Neymar é demais. Um senhor jogador. Já é. E será ainda maior. Também pela irreverência irresponsável. Coisa de menino. De moleque. Do craque que será.

Daí a poder fazer tudo que der na telha (incluindo um chapéu com a bola parada só para irritar o já irritadiço por demais rival) é um pouco demais. Até para preservá-lo.

O chapéu em Chicão com a bola já parada foi maravilhoso. Uma delícia para quem gosta de futebol. Um inefável prazer para o santista. Uma afronta para o corintiano. Dalai Lama teria tido a reação do zagueiro Chicão, que empurrou o excelente insolente pela atitude moleque. No bom e no mau sentido.

Tudo a favor do talento de Neymar e de poucos outros.

Tudo contra apimentar ainda mais um clássico já elétrico.
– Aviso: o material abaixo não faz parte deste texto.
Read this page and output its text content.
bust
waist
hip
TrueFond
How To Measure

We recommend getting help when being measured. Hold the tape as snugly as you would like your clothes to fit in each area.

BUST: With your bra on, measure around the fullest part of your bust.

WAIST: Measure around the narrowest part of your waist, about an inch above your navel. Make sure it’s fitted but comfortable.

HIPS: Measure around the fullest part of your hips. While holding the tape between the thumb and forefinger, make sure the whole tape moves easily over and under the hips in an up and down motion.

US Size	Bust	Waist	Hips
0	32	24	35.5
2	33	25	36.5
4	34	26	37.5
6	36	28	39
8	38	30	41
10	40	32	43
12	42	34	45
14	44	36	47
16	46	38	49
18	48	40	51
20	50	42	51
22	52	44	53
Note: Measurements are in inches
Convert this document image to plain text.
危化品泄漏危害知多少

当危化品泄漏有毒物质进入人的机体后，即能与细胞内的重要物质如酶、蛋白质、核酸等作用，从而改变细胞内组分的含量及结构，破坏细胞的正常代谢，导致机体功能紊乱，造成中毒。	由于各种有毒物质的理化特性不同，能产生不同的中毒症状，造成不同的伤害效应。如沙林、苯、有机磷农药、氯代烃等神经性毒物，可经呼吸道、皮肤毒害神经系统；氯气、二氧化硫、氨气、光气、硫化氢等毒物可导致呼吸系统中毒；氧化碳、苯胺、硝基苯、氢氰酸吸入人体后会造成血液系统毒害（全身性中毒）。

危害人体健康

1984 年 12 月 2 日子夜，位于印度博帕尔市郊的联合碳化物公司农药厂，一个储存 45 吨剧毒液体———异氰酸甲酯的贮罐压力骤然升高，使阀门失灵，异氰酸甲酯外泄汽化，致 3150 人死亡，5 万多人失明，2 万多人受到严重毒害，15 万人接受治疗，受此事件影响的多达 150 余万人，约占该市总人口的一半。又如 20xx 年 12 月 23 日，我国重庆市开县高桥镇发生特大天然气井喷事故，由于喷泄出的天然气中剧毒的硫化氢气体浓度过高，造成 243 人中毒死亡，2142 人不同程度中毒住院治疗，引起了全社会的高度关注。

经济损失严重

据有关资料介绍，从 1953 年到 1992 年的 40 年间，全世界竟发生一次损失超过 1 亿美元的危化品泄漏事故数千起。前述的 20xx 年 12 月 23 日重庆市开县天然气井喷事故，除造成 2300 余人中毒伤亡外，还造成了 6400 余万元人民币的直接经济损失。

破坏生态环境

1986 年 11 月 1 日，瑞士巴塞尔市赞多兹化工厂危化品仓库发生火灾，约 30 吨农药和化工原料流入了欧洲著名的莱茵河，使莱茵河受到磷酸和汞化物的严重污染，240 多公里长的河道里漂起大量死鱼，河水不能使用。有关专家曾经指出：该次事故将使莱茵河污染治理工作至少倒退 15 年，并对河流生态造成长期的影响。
Em nome da integridade física de Neymar. Em nome da segurança pública no estádio.

É muito diferente chapelar com a bola rolando e com a bola parada.

Neymar conseguiria dar um chapéu em qualquer zagueiro com a bola rolando. Mas não foi o caso.

Tanto quanto prosseguir um lance já parado, e com o cartão amarelo já tomado, logo depois. Tivesse agido como manda a regra (não necessariamente o bom senso, e o ótimo gosto), o árbitro José Henrique de Carvalho teria expulso Neymar pelo segundo amarelo. O Santos teria sofrido mais do que sofreu na segunda etapa, quando, mesmo com dois a mais, teve menos oportunidades que o Corinthians.

E a já contestada arbitragem (que não decidiu o clássico, dever frisar para quem não quer ler) seria ainda mais polêmica.

Para não deixar dúvida para aquela gente que não quer entender: defendo tanto quanto qualquer um o jogo lindo, efusivo, esfuziante do Santos-10 e de qualquer time que queira jogar bonito.

Mas jogar com arte é diferente de fazer arte. Neymar é um artista. Mas, no lance contra Chicão, foi apenas arteiro.

Como Edílson, nas célebres embaixadas da final do SP-99.